Almond, Blueberry & Date Homemade Granola Bars

Chewy, nutty granola bars studded with dried blueberries and sweetened with dates, honey, and brown sugar.
Prep Time15 minutes
Cook Time15 minutes
Total Time30 minutes
Servings: 16 servings

Ingredients

  • 3 oz pitted Medjool dates (about 5 dates; see note)
  • 6 tbsp unsalted butter melted
  • 1/4 cup light brown sugar packed
  • 2 tbsp light brown sugar packed (additional)
  • 1/4 cup honey
  • 2 tbsp honey additional
  • 3/4 cup unsalted creamy almond butter (see note)
  • 3/4 tsp salt
  • 1 1/2 cups old-fashioned rolled oats
  • 2 1/2 cups crispy rice cereal such as Rice Krispies
  • 1/2 cup unsweetened flaked coconut
  • 3/4 cup coarsely chopped almonds
  • heaping 1/3 cup dried blueberries

Instructions

  • Preheat the oven to 350°F (175°C) and place a rack in the middle position.
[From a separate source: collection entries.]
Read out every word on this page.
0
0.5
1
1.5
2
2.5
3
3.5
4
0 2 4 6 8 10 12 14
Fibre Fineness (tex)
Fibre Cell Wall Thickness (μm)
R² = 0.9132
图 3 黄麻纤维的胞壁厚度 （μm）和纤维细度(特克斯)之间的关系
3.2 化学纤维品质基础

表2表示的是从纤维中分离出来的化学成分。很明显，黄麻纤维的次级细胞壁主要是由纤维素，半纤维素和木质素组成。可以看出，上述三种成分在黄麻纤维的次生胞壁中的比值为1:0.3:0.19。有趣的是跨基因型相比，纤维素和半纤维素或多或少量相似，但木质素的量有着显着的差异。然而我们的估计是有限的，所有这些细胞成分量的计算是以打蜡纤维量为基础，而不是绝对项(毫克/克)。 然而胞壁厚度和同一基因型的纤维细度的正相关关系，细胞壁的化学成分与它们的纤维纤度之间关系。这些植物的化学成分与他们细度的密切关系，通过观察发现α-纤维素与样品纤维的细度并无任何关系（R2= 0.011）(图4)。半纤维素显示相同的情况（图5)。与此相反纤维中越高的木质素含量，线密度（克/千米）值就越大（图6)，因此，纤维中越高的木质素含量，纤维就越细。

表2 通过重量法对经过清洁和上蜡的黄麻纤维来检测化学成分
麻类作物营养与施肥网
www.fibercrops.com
Line a 9 x 13-inch pan with aluminum foil, letting it hang over the edges, and spray the foil with nonstick cooking spray.
  • Place the pitted dates, melted butter, packed light brown sugar, honey, almond butter, and salt into a food processor or blender and process until the mixture is smooth and thick.
  • Transfer the date mixture to a large pot or microwave-safe bowl and bring it to a gentle boil on the stovetop, whisking to combine, or heat in the microwave until bubbling; remove from heat.
  • While the mixture is still hot, add the rolled oats, crispy rice cereal, flaked coconut, chopped almonds, and dried blueberries. Fold gently with a rubber spatula until the dry ingredients are evenly coated, taking care not to crush the cereal.
  • Transfer the mixture to the prepared pan and press firmly and evenly into a compact layer using the bottom of a glass or a dry measuring cup.
  • Bake for 15 to 18 minutes, until the top is golden brown. Remove from the oven and set the pan on a rack to cool completely, about a few hours, until fully set.
  • Use the foil overhang to lift the block from the pan onto a cutting board and cut into 16 bars with a large chef's knife. Wrap individually or store in an airtight container.

Equipment

  • 9 x 13-inch baking pan
  • Aluminum Foil
  • Nonstick cooking spray
  • food processor or blender
  • large pot or microwave-safe bowl
  • rubber spatula
  • Measuring cups and spoons
  • large chef's knife

Notes

  • You’ll need about 5 Medjool dates for 3 oz, sizes vary so weighing is best.
  • Use smooth, creamy commercial almond butter; avoid all-natural or chunky varieties.
  • Do not cut the bars while warm or they will fall apart.
  • Bars can be frozen for up to 3 months; separate layers with parchment or foil.